The titans bottled up in the rockets were bursting free and leaping redly to the stars in mad exultation. The ship spun madly, jolting, rocking, a flame of supernal brilliance against eternal night.

Then, quite suddenly, it was over. The rockets died. One tube jetted a last spark; then the ship hung silent and quiescent. My screen went blank, abruptly lit up to show the control room of Jimmy’s ship, and a slumped, motionless figure strapped to the pilot’s seat. Blood stained the bandages.

“Harrigan!” Dancey’s voice called.

And I heard Andy shouting, “Jimmy!”

I couldn’t speak; my lips were bitten through and bleeding.

The kid stirred; a bandaged hand groped out vaguely.

“Yeah—I’m okay—” a voice croaked.

The sound of hoarse breathing came.

“The drinks—are on you, Mike!” Jimmy gasped.

I felt a surge of reaction that left me limp and dizzy. Cutting through the haze that surrounded me came a new voice, shrill with hysteria, knife-edged with bitter hatred. Daly’s voice!

“Damn you, Sloane!” he screamed. “You’re not coming out alive! Not if I can help it!”

The screen was a shifting mirage. I got a glimpse of Daly’s contorted face, drug-maddened, eyes red with insanity. I saw his fingers stab at the controls.

I saw Jimmy jerk erect, reach forward—and fall back limply, to hang motionless against the straps.

And, bright against the stars, I saw Daly’s cruiser racing straight for the ship where Jimmy lay unconscious!


Quicker than thought were my actions as I jerked at the controls, blasted my rockets, shot down toward the killer. But swift as I was, Andy was before me. I saw his lean, silver racer leap past me, and his face appeared on the screen, lips set in a mirthless grin, eyes alight with the old battle lust. I could never have reached Daly in time. No pilot in the system could—but one.

It meant death.

It meant acceleration that would kill a man unprotected by bandages and other safeguards. For a second Andy’s stare flickered aside and met mine. I saw him nod a little—and I don’t like to remember what happened after that.

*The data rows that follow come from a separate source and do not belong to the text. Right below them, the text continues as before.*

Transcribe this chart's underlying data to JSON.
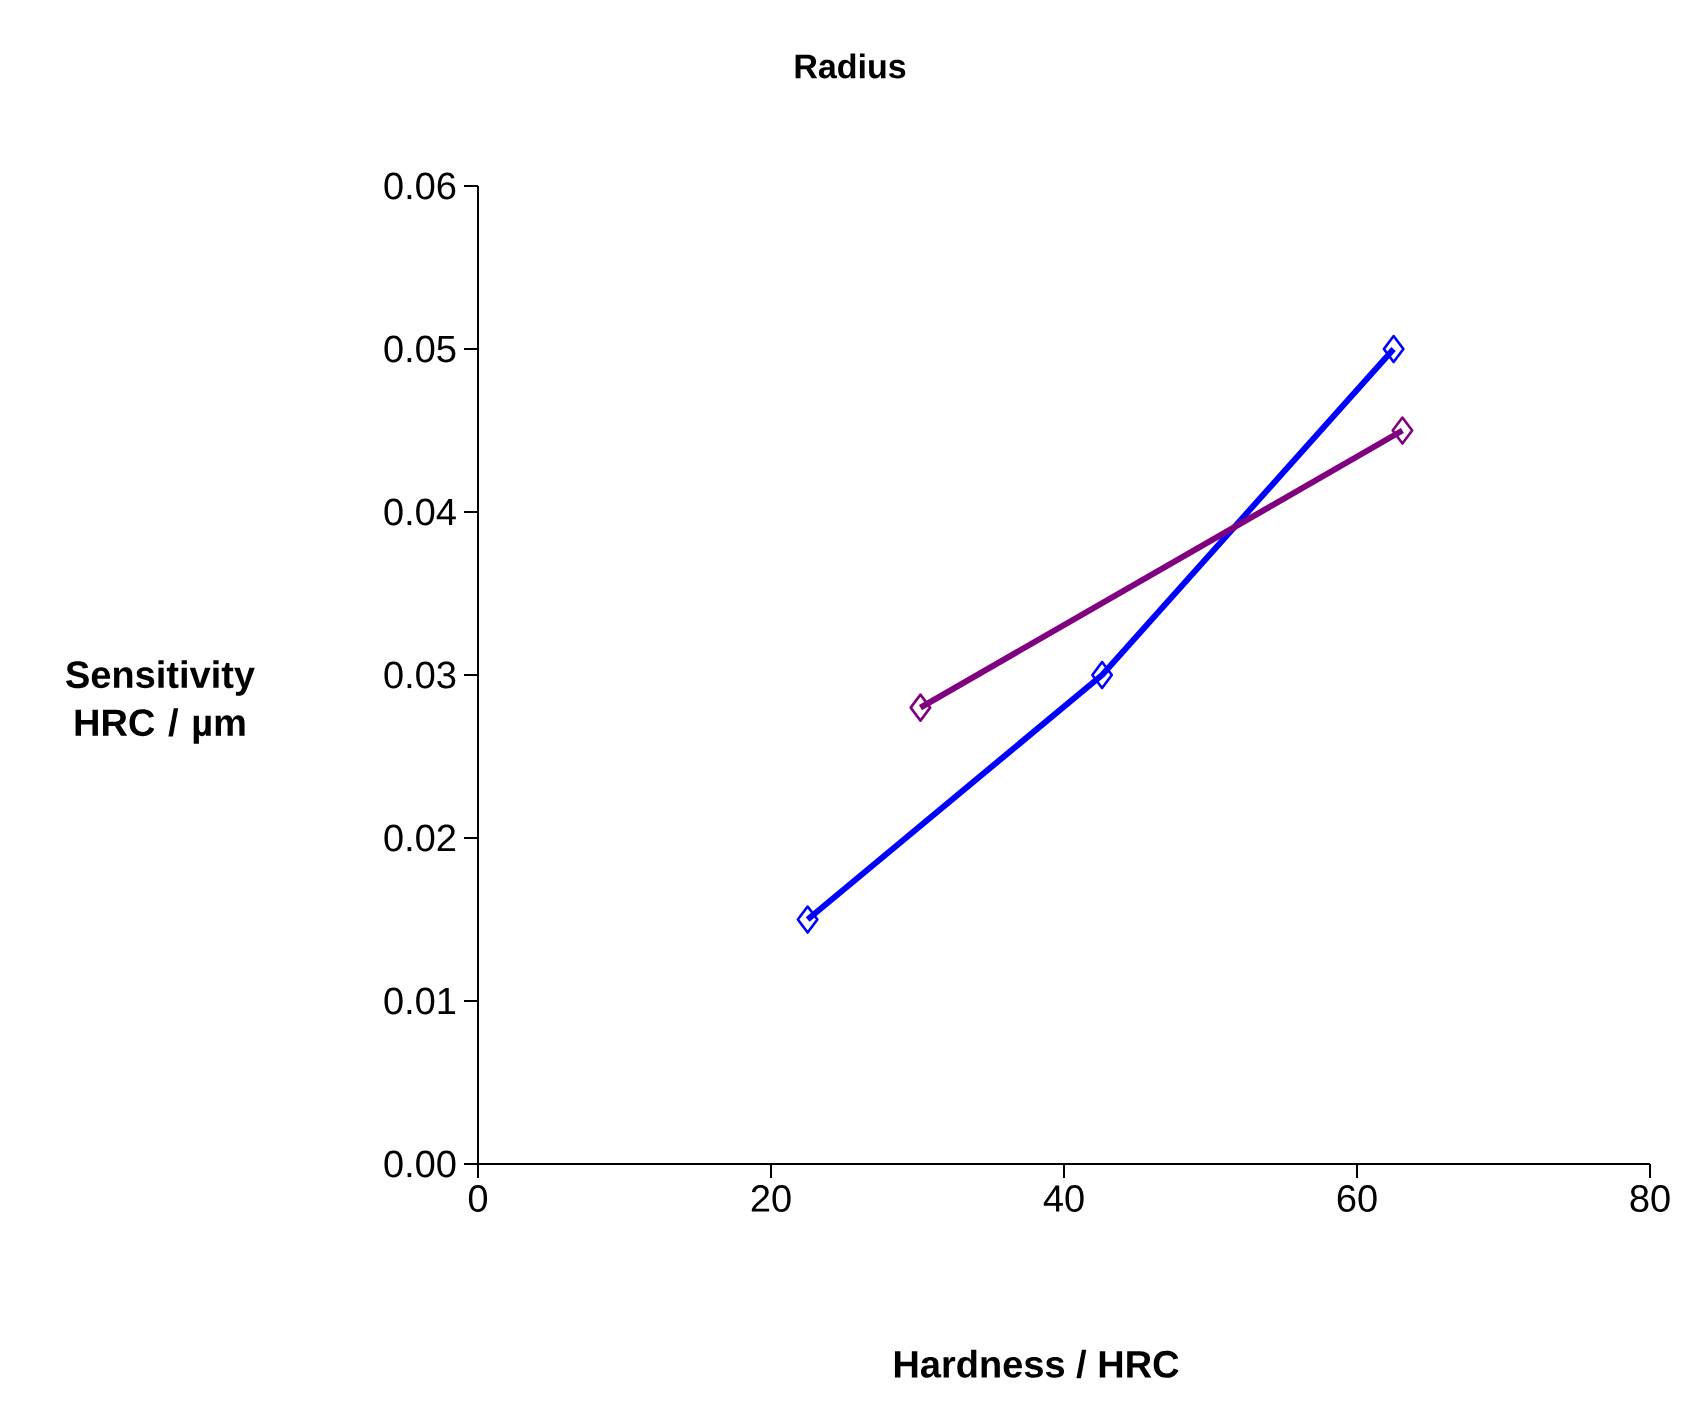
{
  "chart_data": {
    "type": "line",
    "title": "Radius",
    "xlabel": "Hardness / HRC",
    "ylabel": "Sensitivity HRC / µm",
    "series": [
      {
        "color": "#0000ff",
        "x": [
          22.5,
          42.6,
          62.5
        ],
        "values": [
          0.015,
          0.03,
          0.05
        ]
      },
      {
        "color": "#800080",
        "x": [
          30.2,
          63.1
        ],
        "values": [
          0.028,
          0.045
        ]
      }
    ],
    "xlim": [
      0,
      80
    ],
    "ylim": [
      0,
      0.06
    ],
    "xticks": [
      0,
      20,
      40,
      60,
      80
    ],
    "yticks": [
      {
        "value": 0,
        "label": "0.00"
      },
      0.01,
      0.02,
      0.03,
      0.04,
      0.05,
      0.06
    ],
    "marker": "diamond",
    "line_style": "solid"
  }
}
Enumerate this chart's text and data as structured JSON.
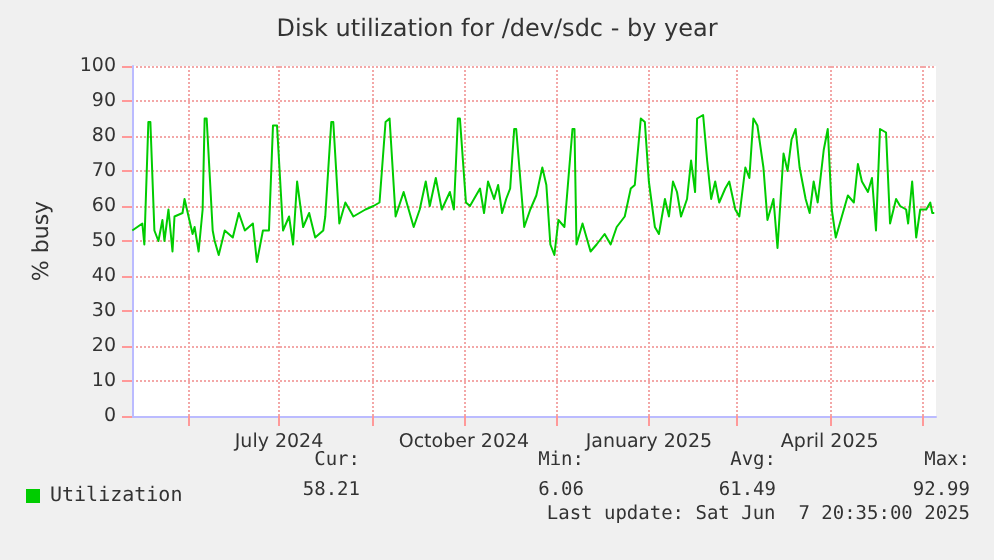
{
  "chart_data": {
    "type": "line",
    "title": "Disk utilization for /dev/sdc - by year",
    "ylabel": "% busy",
    "x": [
      "2024-05-04",
      "2024-05-09",
      "2024-05-10",
      "2024-05-12",
      "2024-05-13",
      "2024-05-15",
      "2024-05-17",
      "2024-05-19",
      "2024-05-20",
      "2024-05-22",
      "2024-05-24",
      "2024-05-25",
      "2024-05-29",
      "2024-05-30",
      "2024-06-03",
      "2024-06-04",
      "2024-06-06",
      "2024-06-08",
      "2024-06-09",
      "2024-06-10",
      "2024-06-13",
      "2024-06-14",
      "2024-06-16",
      "2024-06-19",
      "2024-06-23",
      "2024-06-26",
      "2024-06-29",
      "2024-07-03",
      "2024-07-05",
      "2024-07-08",
      "2024-07-11",
      "2024-07-13",
      "2024-07-15",
      "2024-07-18",
      "2024-07-21",
      "2024-07-23",
      "2024-07-25",
      "2024-07-28",
      "2024-07-31",
      "2024-08-03",
      "2024-08-07",
      "2024-08-08",
      "2024-08-11",
      "2024-08-12",
      "2024-08-15",
      "2024-08-18",
      "2024-08-22",
      "2024-08-25",
      "2024-08-28",
      "2024-09-01",
      "2024-09-04",
      "2024-09-07",
      "2024-09-09",
      "2024-09-12",
      "2024-09-16",
      "2024-09-21",
      "2024-09-24",
      "2024-09-27",
      "2024-09-29",
      "2024-10-02",
      "2024-10-05",
      "2024-10-09",
      "2024-10-11",
      "2024-10-13",
      "2024-10-14",
      "2024-10-17",
      "2024-10-19",
      "2024-10-24",
      "2024-10-26",
      "2024-10-28",
      "2024-10-31",
      "2024-11-02",
      "2024-11-04",
      "2024-11-06",
      "2024-11-08",
      "2024-11-10",
      "2024-11-11",
      "2024-11-13",
      "2024-11-15",
      "2024-11-18",
      "2024-11-21",
      "2024-11-24",
      "2024-11-26",
      "2024-11-28",
      "2024-11-30",
      "2024-12-02",
      "2024-12-05",
      "2024-12-09",
      "2024-12-10",
      "2024-12-11",
      "2024-12-14",
      "2024-12-16",
      "2024-12-18",
      "2024-12-21",
      "2024-12-25",
      "2024-12-28",
      "2024-12-31",
      "2025-01-04",
      "2025-01-07",
      "2025-01-09",
      "2025-01-12",
      "2025-01-14",
      "2025-01-16",
      "2025-01-19",
      "2025-01-21",
      "2025-01-24",
      "2025-01-26",
      "2025-01-28",
      "2025-01-30",
      "2025-02-01",
      "2025-02-04",
      "2025-02-06",
      "2025-02-08",
      "2025-02-09",
      "2025-02-12",
      "2025-02-14",
      "2025-02-16",
      "2025-02-18",
      "2025-02-20",
      "2025-02-23",
      "2025-02-25",
      "2025-02-28",
      "2025-03-02",
      "2025-03-05",
      "2025-03-07",
      "2025-03-09",
      "2025-03-11",
      "2025-03-14",
      "2025-03-16",
      "2025-03-19",
      "2025-03-21",
      "2025-03-24",
      "2025-03-26",
      "2025-03-28",
      "2025-03-30",
      "2025-04-01",
      "2025-04-04",
      "2025-04-06",
      "2025-04-08",
      "2025-04-10",
      "2025-04-13",
      "2025-04-15",
      "2025-04-17",
      "2025-04-19",
      "2025-04-22",
      "2025-04-25",
      "2025-04-28",
      "2025-04-30",
      "2025-05-02",
      "2025-05-05",
      "2025-05-07",
      "2025-05-09",
      "2025-05-11",
      "2025-05-14",
      "2025-05-16",
      "2025-05-19",
      "2025-05-21",
      "2025-05-24",
      "2025-05-25",
      "2025-05-27",
      "2025-05-29",
      "2025-05-31",
      "2025-06-03",
      "2025-06-05",
      "2025-06-06",
      "2025-06-07"
    ],
    "series": [
      {
        "name": "Utilization",
        "color": "#00cc00",
        "values": [
          53,
          55,
          49,
          84,
          84,
          53,
          50,
          56,
          50,
          59,
          47,
          57,
          58,
          62,
          52,
          54,
          47,
          59,
          85,
          85,
          53,
          50,
          46,
          53,
          51,
          58,
          53,
          55,
          44,
          53,
          53,
          83,
          83,
          53,
          57,
          49,
          67,
          54,
          58,
          51,
          53,
          57,
          84,
          84,
          55,
          61,
          57,
          58,
          59,
          60,
          61,
          84,
          85,
          57,
          64,
          54,
          59,
          67,
          60,
          68,
          59,
          64,
          59,
          85,
          85,
          61,
          60,
          65,
          58,
          67,
          62,
          66,
          58,
          62,
          65,
          82,
          82,
          68,
          54,
          59,
          63,
          71,
          66,
          49,
          46,
          56,
          54,
          82,
          82,
          49,
          55,
          51,
          47,
          49,
          52,
          49,
          54,
          57,
          65,
          66,
          85,
          84,
          67,
          54,
          52,
          62,
          57,
          67,
          64,
          57,
          62,
          73,
          64,
          85,
          86,
          73,
          62,
          67,
          61,
          65,
          67,
          59,
          57,
          71,
          68,
          85,
          83,
          71,
          56,
          62,
          48,
          75,
          70,
          79,
          82,
          71,
          62,
          58,
          67,
          61,
          76,
          82,
          59,
          51,
          57,
          63,
          61,
          72,
          67,
          64,
          68,
          53,
          82,
          81,
          55,
          62,
          60,
          59,
          55,
          67,
          51,
          59,
          59,
          61,
          58,
          58
        ]
      }
    ],
    "xlim": [
      "2024-05-03T20:35",
      "2025-06-07T20:35"
    ],
    "xticks": [
      {
        "value": "2024-06-01",
        "label": null
      },
      {
        "value": "2024-07-16",
        "label": "July 2024"
      },
      {
        "value": "2024-09-01",
        "label": null
      },
      {
        "value": "2024-10-16",
        "label": "October 2024"
      },
      {
        "value": "2024-12-01",
        "label": null
      },
      {
        "value": "2025-01-16",
        "label": "January 2025"
      },
      {
        "value": "2025-03-01",
        "label": null
      },
      {
        "value": "2025-04-16",
        "label": "April 2025"
      },
      {
        "value": "2025-06-01",
        "label": null
      }
    ],
    "ylim": [
      0,
      100
    ],
    "yticks": [
      0,
      10,
      20,
      30,
      40,
      50,
      60,
      70,
      80,
      90,
      100
    ],
    "grid": true,
    "legend": "bottom left",
    "marker": "none",
    "line_style": "solid",
    "annotations": [
      "Cur:",
      "Min:",
      "Avg:",
      "Max:",
      "58.21",
      "6.06",
      "61.49",
      "92.99",
      "Last update: Sat Jun  7 20:35:00 2025"
    ]
  }
}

He let go all his stern rockets at once. It took split-second calculation, unbelievably perfect piloting. And it took valor, too—the valor of a hero.

I saw Andy’s face go. The acceleration smashed down on him; the devil in the rockets took him by the throat and strangled him; it crushed his eyes and left red hollows; it tore his lips to ribbons and clawed the flesh from his cheeks. The rocket titan killed Andy in a pulse-beat, right there before me.

Then there was a white flare; lightnings raved across the screen; and when the beam shifted I saw two shattered hulks drifting in space.

I saw Jimmy’s bandaged figure on the screen, and he stirred and tried to sit up.

I heard the warning siren shrieking through the audiophone.

And I heard Dancey’s voice, breathless, tight with strain, gasping over and over, “God, what a shot! What a shot!”

Then, later, when I stood by Jimmy’s hospital bed in Thaler Island, knowing that his injuries were not fatal, the old tightness came back into my throat as I noticed how much his grin, twisted and painful as it was, resembled Andy’s. I hadn’t told him about his brother yet. I’d wait a while.

But I told him enough to make a light come into his bloodshot eyes.

“Then we can go home, Mike? Back to—to Earth?”

I nodded. “Back to Earth. And Bette. As soon as you mend a few broken bones.”

“And you say Andy fixed it up,” the kid said softly. “He—he’s a swell guy, Mike. A gentleman and a scholar.”

“Yeah,” I said, and my voice wasn’t quite steady. “A gentleman. A gentleman—and a pilot.”